Hafler and his colleagues are in the process of seeking institutional approval to try a low salt diet in a number of acute clinical situations of inflammation. “If one weighs the potential benefit versus risk, it is hard to argue against a low salt diet, particularly in the context of measuring circulating Th17 cells,” Hafler said.

“Salt could be one more thing on a list of predisposing environmental factors that promote the autoimmunity. We suspect other factors such as infection, smoking, and lack of sunlight and vitamin D may also play a role,” Kuchroo said.

The incidence of autoimmune diseases varies — from 1 to 20 cases of inflammatory bowel disease per 100,000 persons per year, about 40 cases of rheumatoid arthritis per 100,000 persons year year, and 1 to 14 cases of ankylosing spondylitis per 100,000 persons.

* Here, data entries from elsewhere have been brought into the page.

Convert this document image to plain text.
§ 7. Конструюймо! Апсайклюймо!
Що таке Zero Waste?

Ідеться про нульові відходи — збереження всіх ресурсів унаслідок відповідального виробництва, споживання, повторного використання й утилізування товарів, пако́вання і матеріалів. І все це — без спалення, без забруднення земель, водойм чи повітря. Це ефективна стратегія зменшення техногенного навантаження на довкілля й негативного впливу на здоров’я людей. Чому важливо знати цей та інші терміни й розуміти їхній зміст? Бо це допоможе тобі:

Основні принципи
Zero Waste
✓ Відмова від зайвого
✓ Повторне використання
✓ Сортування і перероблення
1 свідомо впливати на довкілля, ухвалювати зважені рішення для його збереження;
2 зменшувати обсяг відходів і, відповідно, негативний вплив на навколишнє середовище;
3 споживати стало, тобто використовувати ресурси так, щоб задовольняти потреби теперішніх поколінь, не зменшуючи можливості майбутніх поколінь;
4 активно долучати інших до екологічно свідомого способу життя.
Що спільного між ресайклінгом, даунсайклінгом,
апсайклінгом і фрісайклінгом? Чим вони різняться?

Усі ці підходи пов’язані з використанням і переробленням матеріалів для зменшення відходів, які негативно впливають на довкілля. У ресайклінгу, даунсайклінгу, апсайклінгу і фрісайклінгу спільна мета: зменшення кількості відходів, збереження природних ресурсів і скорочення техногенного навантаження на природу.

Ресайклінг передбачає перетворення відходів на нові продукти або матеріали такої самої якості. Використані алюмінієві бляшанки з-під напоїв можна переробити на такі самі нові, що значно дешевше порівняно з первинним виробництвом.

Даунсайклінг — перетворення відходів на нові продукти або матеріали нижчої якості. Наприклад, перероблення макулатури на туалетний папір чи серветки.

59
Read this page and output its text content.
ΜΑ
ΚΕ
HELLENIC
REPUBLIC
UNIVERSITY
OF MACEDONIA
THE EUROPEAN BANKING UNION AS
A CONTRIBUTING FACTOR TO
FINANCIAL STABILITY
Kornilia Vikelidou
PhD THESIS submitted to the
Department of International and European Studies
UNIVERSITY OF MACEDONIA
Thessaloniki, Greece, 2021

Autoimmune diseases are currently treated through drugs that alleviate symptoms or suppress the components of the immune system causing the diseases. There are treatments, but no cure, but evaluating the effect of salt restriction should be easy, scientists point out.

They believe the knowledge of the biological hubs and nodes involved in Th17 development may also help them design new drugs for autoimmune disorders. “If we understand the network, we can pinpoint nodes to target,” said Amit Awasthi, a team member who has since moved to the Translational Health Science and Technology Institute in Faridabad in Haryana.